Won Hits Record Low Above 1521 Against Dollar; FX Stabilization Measures Extended 3 Months
The won-dollar exchange rate averaged 1521 won in June, reaching its highest level since the Asian financial crisis. The average won-dollar rate for June stood at 1521.4 won, marking the highest monthly average since February 1998, during the financial crisis.
Despite signs of economic recovery, the won-dollar exchange rate recently hit a 28-year and 4-month high. This surge is attributed to a combination of external factors, including the US Federal Reserve Chair signaling the possibility of further interest rate hikes, which strengthened the dollar and weighed on the market. The dollar index climbed to 101 on the 19th, its highest point since May of last year.
Companies held onto their dollar reserves, anticipating further currency depreciation. Despite a significant influx of dollars driven by robust exports, particularly in semiconductors, companies' reluctance to sell dollars into the market exacerbated supply-demand imbalances.

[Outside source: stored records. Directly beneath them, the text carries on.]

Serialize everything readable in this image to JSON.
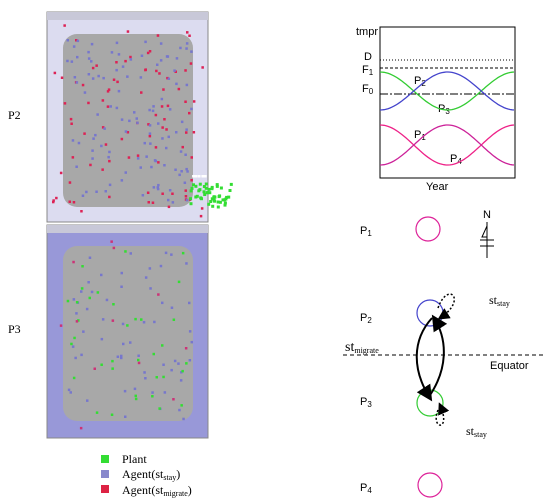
{
  "left": {
    "labels": [
      "P2",
      "P3"
    ]
  },
  "legend": [
    {
      "label": "Plant"
    },
    {
      "label": "Agent(st",
      "sub": "stay",
      "end": ")"
    },
    {
      "label": "Agent(st",
      "sub": "migrate",
      "end": ")"
    }
  ],
  "graph": {
    "ylabel": "tmpr",
    "xlabel": "Year",
    "levels": [
      {
        "base": "D"
      },
      {
        "base": "F",
        "sub": "1"
      },
      {
        "base": "F",
        "sub": "0"
      }
    ],
    "curves": [
      {
        "base": "P",
        "sub": "2"
      },
      {
        "base": "P",
        "sub": "3"
      },
      {
        "base": "P",
        "sub": "1"
      },
      {
        "base": "P",
        "sub": "4"
      }
    ]
  },
  "diagram": {
    "positions": [
      {
        "base": "P",
        "sub": "1"
      },
      {
        "base": "P",
        "sub": "2"
      },
      {
        "base": "P",
        "sub": "3"
      },
      {
        "base": "P",
        "sub": "4"
      }
    ],
    "north": "N",
    "stay_top": {
      "base": "st",
      "sub": "stay"
    },
    "migrate": {
      "base": "st",
      "sub": "migrate"
    },
    "equator": "Equator",
    "stay_bottom": {
      "base": "st",
      "sub": "stay"
    }
  }
}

The government has extended emergency measures aimed at increasing dollar supply in the market by an additional three months. These measures exempt financial institutions from paying taxes (foreign exchange prudential surcharges) when borrowing funds overseas and supplying them domestically. Authorities expect these measures to alleviate dollar shortages and stabilize the exchange rate. Amid these domestic and external conditions, the government extended the duration of existing deregulation. The Bank of Korea has also extended its interest payment measures on excess foreign currency reserve deposits held by financial institutions by six months until the end of the year. A government official explained that the extension of the foreign exchange prudential surcharge exemption was primarily aimed at facilitating domestic foreign currency liquidity supply, rather than directly defending the exchange rate.
Market analysts suggest that if the US Federal Reserve's pressure to raise interest rates eases due to slowing inflation indicators, potentially driven by falling international oil prices, the current dollar strength could reverse. Possibilities of the exchange rate falling back into the 1400-won range from July onwards have been discussed.